C’era da portare a casa “il più grande accordo commerciale di sempre” e von der Leyen, che in questi mesi non è mai riuscita a ottenere un invito nello Studio Ovale, l’altro giorno ha chiamato Trump e si è fatta invitare nel suo golf resort scozzese. Da buona ospite, si è presentata bussando con i piedi: in mano aveva la promessa di contratti da centinaia di miliardi di euro per comprare gas e petrolio – alla faccia del Green Deal – altrettanti per comprare armi americane – alla faccia dell’autonomia strategica – e una quota simile in investimenti da parte delle imprese europee – alla faccia del rilancio della competitività dell’industria Ue.
Von der Leyen ha fatto lo stesso. È rimasta lì in silenzio per una ventina di minuti mentre Trump parlava di Gaza e di Thailandia.
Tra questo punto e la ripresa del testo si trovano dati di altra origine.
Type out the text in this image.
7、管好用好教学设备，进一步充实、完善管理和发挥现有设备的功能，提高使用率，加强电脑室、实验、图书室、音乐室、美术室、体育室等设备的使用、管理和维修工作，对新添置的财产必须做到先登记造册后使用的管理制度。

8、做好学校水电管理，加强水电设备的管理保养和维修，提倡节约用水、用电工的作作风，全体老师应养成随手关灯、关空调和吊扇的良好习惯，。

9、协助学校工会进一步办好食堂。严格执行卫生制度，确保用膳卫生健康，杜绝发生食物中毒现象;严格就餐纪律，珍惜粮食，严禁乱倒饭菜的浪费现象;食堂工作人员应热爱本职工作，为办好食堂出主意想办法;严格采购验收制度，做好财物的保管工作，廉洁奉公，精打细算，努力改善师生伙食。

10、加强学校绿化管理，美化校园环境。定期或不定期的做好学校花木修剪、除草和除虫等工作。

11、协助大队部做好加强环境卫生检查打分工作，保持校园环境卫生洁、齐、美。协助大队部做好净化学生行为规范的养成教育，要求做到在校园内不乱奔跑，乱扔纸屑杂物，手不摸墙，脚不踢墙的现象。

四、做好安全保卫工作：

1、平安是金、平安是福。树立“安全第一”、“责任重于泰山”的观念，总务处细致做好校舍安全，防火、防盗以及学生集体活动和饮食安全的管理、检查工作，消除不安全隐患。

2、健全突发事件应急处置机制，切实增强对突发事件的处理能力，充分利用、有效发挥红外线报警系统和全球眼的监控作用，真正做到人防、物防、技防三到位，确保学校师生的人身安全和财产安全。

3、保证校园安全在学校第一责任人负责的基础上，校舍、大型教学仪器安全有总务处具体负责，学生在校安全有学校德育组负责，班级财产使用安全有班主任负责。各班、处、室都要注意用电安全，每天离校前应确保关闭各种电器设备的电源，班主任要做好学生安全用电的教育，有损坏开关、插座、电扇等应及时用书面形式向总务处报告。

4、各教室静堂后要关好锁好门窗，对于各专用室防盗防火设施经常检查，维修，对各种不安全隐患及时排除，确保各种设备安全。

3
Ha aperto bocca soltanto quando interpellata, ha detto ciò che Trump voleva sentirsi dire e poi l’ha richiusa non appena lui l’ha interrotta. Ha lasciato che fosse lui ad annunciare per primo l’accordo, poi però l’ha messo in valigia e se l’è portato a Bruxelles. E tutto questo senza nemmeno doversi sottoporre all’umiliazione di una sconfitta sul campo da golf. Come è umano, lei.